Code tags are not parsed properly
It seems like trafilatura treats all <code> as new line, which is incorrect. I used this link for both examples below:
https://www.django-rest-framework.org/api-guide/filtering/
Example 1
<p>The simplest way to filter the queryset of any view that subclasses <code>GenericAPIView</code> is to override the <code>.get_queryset()</code> method.</p>
Expected
The simplest way to filter the queryset of any view that subclasses GenericAPIView is to override the .get_queryset() method.
Actual:
The simplest way to filter the queryset of any view that subclasses GenericAPIView is to override the .get_queryset() method.
Example 2
<pre class="prettyprint well"><code><span class="kwd">from</span><span class="pln"> myapp</span><span class="pun">.</span><span class="pln">models </span><span class="kwd">import</span><span class="pln"> </span><span class="typ">Purchase</span><span class="pln">
</span><span class="kwd">from</span><span class="pln"> myapp</span><span class="pun">.</span><span class="pln">serializers </span><span class="kwd">import</span><span class="pln"> </span><span class="typ">PurchaseSerializer</span><span class="pln">
</span><span class="kwd">from</span><span class="pln"> rest_framework </span><span class="kwd">import</span><span class="pln"> generics
</span><span class="kwd">class</span><span class="pln"> </span><span class="typ">PurchaseList</span><span class="pun">(</span><span class="pln">generics</span><span class="pun">.</span><span class="typ">ListAPIView</span><span class="pun">):</span><span class="pln">
serializer_class </span><span class="pun">=</span><span class="pln"> </span><span class="typ">PurchaseSerializer</span><span class="pln">
</span><span class="kwd">def</span><span class="pln"> get_queryset</span><span class="pun">(</span><span class="kwd">self</span><span class="pun">):</span><span class="pln">
</span><span class="str">"""
This view should return a list of all the purchases
for the currently authenticated user.
"""</span><span class="pln">
user </span><span class="pun">=</span><span class="pln"> </span><span class="kwd">self</span><span class="pun">.</span><span class="pln">request</span><span class="pun">.</span><span class="pln">user
</span><span class="kwd">return</span><span class="pln"> </span><span class="typ">Purchase</span><span class="pun">.</span><span class="pln">objects</span><span class="pun">.</span><span class="pln">filter</span><span class="pun">(</span><span class="pln">purchaser</span><span class="pun">=</span><span class="pln">user</span><span class="pun">)</span></code></pre>
Expected
from myapp.models import Purchase
from myapp.serializers import PurchaseSerializer
from rest_framework import generics
class PurchaseList(generics.ListAPIView):
serializer_class = PurchaseSerializer
def get_queryset(self):
"""
This view should return a list of all the purchases
for the currently authenticated user.
"""
user = self.request.user
return Purchase.objects.filter(purchaser=user)
Actual
from myapp.models import Purchase from myapp.serializers import PurchaseSerializer from rest_framework import generics class PurchaseList(generics.ListAPIView): serializer_class = PurchaseSerializer def get_queryset(self): """ This view should return a list of all the purchases for the currently authenticated user. """ user = self.request.user return Purchase.objects.filter(purchaser=user)

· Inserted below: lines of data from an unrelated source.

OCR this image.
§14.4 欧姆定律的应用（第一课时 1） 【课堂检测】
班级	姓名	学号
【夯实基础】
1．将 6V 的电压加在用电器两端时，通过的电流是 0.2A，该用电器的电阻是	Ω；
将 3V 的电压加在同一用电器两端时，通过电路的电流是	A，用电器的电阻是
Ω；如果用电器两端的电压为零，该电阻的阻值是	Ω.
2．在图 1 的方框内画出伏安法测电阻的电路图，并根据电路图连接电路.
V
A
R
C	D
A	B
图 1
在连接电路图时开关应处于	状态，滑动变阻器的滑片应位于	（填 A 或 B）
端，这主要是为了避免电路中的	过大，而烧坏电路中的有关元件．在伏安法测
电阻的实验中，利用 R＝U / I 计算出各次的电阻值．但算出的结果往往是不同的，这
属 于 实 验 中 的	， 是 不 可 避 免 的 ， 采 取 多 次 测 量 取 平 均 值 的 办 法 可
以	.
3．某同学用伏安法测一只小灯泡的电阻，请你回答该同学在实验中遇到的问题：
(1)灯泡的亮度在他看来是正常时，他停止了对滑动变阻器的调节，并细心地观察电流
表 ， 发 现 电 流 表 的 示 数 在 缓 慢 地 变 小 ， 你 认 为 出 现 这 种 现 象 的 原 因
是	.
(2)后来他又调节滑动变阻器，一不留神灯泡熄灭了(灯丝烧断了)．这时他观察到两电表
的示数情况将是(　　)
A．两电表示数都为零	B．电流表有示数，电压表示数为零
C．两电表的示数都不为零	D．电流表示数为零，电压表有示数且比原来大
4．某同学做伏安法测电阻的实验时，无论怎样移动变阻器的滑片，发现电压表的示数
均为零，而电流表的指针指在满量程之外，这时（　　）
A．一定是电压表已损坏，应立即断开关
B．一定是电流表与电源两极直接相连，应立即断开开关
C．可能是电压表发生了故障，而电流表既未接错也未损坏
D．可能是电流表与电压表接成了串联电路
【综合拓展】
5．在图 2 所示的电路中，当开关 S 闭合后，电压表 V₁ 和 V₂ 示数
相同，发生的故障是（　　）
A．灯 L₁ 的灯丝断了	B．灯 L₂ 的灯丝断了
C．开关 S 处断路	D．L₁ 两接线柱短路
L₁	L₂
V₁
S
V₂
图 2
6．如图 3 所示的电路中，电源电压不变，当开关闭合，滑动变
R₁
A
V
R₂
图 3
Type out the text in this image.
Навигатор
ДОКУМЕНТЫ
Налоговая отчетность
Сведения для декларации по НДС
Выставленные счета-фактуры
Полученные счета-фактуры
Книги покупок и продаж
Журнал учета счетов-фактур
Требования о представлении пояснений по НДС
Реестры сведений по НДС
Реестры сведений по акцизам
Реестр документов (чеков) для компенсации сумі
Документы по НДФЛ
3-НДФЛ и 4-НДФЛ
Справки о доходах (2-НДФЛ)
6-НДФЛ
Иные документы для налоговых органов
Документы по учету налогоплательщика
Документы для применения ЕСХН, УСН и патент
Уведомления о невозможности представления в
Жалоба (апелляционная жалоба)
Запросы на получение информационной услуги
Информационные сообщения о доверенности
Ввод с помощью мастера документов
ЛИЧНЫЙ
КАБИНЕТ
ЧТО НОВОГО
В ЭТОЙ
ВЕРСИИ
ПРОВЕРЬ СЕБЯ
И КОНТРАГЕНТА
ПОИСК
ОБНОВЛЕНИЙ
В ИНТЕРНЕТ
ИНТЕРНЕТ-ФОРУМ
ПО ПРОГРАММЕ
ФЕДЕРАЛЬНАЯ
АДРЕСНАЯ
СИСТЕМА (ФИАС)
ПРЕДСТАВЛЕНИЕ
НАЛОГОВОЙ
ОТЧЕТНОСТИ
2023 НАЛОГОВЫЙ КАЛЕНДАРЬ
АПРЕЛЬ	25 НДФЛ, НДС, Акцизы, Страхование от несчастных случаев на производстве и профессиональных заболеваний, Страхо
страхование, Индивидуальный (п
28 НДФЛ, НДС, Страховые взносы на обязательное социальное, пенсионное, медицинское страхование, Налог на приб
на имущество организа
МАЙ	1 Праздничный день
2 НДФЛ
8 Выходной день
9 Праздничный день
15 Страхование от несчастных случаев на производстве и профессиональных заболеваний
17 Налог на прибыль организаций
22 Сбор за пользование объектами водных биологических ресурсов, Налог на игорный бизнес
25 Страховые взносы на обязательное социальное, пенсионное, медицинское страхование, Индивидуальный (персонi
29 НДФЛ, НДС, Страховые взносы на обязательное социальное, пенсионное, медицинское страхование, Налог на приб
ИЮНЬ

I understand your point but in this case its code within a p element, which affects its processing. The software has reached a balance and although improvements are still possible it is difficult to implement and to test them. Let's keep the issue open.
I understand.
This is a service that I use frequently that converts webpages to epub. From a few pages that I tested, it seems to do a much better job than Trafilatura: https://pushtokindle.fivefilters.org/send.php?url=https%3A%2F%2Fwww.django-rest-framework.org%2Fapi-guide%2Ffiltering%2F
This issue is now solved.